D.C. Democratic Party Sues to Keep Ranked Choice Voting and Open Primaries Off the Ballot

Martin Austermuhle, DCist, August 7, 2023

The D.C. Democratic Party has filed a lawsuit aiming to keep a ranked choice voting and open primaries from getting onto the city’s ballot for next year, saying that both changes to how D.C. runs its elections would run afoul of the city’s charter and the U.S. Constitution.

In a 33-page lawsuit filed in D.C. Superior Court, attorneys for the party’s leadership say the D.C. Board of Elections improperly gave the green light to a proposed ballot initiative that, if approved by voters, would call on the D.C. Council to adopt ranked choice voting and open primaries by 2026. The party is asking a D.C. judge to nullify the board’s ruling, which would effectively kill the ballot initiative.

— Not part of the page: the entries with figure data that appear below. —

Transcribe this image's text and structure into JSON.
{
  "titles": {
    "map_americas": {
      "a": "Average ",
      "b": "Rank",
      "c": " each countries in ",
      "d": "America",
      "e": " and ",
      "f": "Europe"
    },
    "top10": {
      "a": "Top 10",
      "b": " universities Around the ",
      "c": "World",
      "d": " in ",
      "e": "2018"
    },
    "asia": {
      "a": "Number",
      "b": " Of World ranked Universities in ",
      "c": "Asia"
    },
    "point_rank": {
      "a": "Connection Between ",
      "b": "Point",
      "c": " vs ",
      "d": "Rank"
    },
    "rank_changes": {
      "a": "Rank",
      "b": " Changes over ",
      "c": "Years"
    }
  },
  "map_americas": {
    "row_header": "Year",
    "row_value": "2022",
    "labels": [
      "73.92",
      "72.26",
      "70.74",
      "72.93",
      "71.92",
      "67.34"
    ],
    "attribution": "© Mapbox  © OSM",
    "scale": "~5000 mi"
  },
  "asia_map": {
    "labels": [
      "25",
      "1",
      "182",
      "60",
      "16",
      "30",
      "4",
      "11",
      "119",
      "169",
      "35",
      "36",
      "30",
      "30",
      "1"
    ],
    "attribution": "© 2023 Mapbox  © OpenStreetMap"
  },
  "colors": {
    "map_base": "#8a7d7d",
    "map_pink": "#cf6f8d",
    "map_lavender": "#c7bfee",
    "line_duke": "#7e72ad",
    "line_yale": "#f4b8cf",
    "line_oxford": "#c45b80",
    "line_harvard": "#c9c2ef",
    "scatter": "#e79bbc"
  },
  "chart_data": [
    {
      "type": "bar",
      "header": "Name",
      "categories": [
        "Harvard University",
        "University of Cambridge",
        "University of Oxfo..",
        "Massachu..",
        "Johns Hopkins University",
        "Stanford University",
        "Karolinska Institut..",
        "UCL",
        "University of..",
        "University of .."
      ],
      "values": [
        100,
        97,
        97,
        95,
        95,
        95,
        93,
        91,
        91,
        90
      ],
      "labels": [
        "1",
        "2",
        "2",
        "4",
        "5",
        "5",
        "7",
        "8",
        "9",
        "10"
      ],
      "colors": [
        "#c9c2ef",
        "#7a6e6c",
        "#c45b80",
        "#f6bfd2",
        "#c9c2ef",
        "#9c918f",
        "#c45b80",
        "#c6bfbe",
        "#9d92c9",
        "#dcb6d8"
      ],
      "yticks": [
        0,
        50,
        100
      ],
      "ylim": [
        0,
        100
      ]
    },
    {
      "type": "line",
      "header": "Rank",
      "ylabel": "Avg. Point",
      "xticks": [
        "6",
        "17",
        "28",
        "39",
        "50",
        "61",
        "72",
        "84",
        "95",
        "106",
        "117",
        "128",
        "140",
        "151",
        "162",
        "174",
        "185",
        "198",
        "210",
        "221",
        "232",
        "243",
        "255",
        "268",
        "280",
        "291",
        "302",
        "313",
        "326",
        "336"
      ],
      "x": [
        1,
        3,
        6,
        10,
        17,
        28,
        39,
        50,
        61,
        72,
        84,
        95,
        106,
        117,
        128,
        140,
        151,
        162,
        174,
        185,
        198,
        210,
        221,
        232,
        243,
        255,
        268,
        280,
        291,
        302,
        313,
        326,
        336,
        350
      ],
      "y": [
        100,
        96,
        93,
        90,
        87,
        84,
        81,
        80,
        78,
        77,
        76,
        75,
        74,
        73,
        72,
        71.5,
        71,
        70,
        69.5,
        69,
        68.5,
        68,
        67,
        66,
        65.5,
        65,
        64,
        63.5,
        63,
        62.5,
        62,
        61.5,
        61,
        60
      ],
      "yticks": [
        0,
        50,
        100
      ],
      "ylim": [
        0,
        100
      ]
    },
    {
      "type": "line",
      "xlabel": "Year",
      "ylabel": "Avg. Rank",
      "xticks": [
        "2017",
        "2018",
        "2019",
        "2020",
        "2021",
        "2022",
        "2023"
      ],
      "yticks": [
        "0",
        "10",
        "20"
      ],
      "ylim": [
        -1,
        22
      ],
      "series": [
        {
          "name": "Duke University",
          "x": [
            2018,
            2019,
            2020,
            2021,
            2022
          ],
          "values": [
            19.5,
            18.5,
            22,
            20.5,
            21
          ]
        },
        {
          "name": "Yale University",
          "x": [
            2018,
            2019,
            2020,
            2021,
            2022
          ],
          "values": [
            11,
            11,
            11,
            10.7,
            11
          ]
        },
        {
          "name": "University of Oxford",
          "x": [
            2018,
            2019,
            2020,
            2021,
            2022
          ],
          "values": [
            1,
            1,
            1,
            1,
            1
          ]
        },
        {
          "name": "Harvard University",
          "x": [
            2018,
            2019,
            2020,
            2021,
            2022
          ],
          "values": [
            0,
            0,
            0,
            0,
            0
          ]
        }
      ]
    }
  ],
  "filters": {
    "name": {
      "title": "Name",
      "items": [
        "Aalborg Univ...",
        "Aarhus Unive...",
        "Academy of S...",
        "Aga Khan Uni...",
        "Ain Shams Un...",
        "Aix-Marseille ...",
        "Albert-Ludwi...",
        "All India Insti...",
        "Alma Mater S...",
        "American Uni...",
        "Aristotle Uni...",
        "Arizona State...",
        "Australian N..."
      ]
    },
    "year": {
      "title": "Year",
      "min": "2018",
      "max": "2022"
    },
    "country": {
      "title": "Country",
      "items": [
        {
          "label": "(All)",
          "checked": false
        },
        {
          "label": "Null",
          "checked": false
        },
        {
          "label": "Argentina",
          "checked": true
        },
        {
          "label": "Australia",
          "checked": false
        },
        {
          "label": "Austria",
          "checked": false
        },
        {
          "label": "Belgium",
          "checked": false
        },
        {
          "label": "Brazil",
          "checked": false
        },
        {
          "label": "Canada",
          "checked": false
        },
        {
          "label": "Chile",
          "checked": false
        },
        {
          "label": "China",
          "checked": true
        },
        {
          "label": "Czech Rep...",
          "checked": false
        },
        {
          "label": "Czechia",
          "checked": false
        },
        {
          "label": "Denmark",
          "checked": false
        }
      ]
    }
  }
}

Under ranked choice voting, voters can rank multiple candidates in any given race in their order of preference; if no one candidate wins an outright majority, the worst-performing contender is dropped and votes are recalculated using voters’ second choices, and so on until one candidate wins a majority of support. And under open primaries, the city’s 85,000 independent voters would be allowed to participate in a partisan primary of their choice; currently, they’re only allowed to vote in general elections.

Proponents argue ranked-choice voting moves away from the current system where winners in crowded fields can win with a fraction of the vote {snip}

As for open primaries, the initiative’s proponents say it would allow D.C. voters who are not registered with a political party to vote in primary elections, where many of the city’s political races are ultimately decided because of the overall dominance of Democrats in local elections. {snip}

But in the lawsuit, Democratic Party attorney Johnny Barnes argues that both proposed changes would violate local law and the constitution. He writes that open primaries would violate the Home Rule Charter’s requirement that the mayor, D.C. Council, and attorney general be elected on a partisan basis, and would violate Democrats’ constitutional rights to freely associate by allowing non-Democrats to influence the outcomes of primary elections.

Barnes also says the ballot initiative would unlawfully require the city to spend money implementing ranked choice voting (ballot initiatives can’t force the city to spend any money), and would additionally violate the city’s Human Rights Act because it would discriminate against Black and low-income voters who could be confused by ranked choice voting.

And in a non-legal argument, Barnes says in the lawsuit that had ranked choice voting been allowed when the city gained home rule in 1975, Marion Barry may never have become mayor. “Imagine the local history in the District of Columbia, for the past 45 years, had the outcome of elections been determined by open primaries and ranked choice voting!” he writes.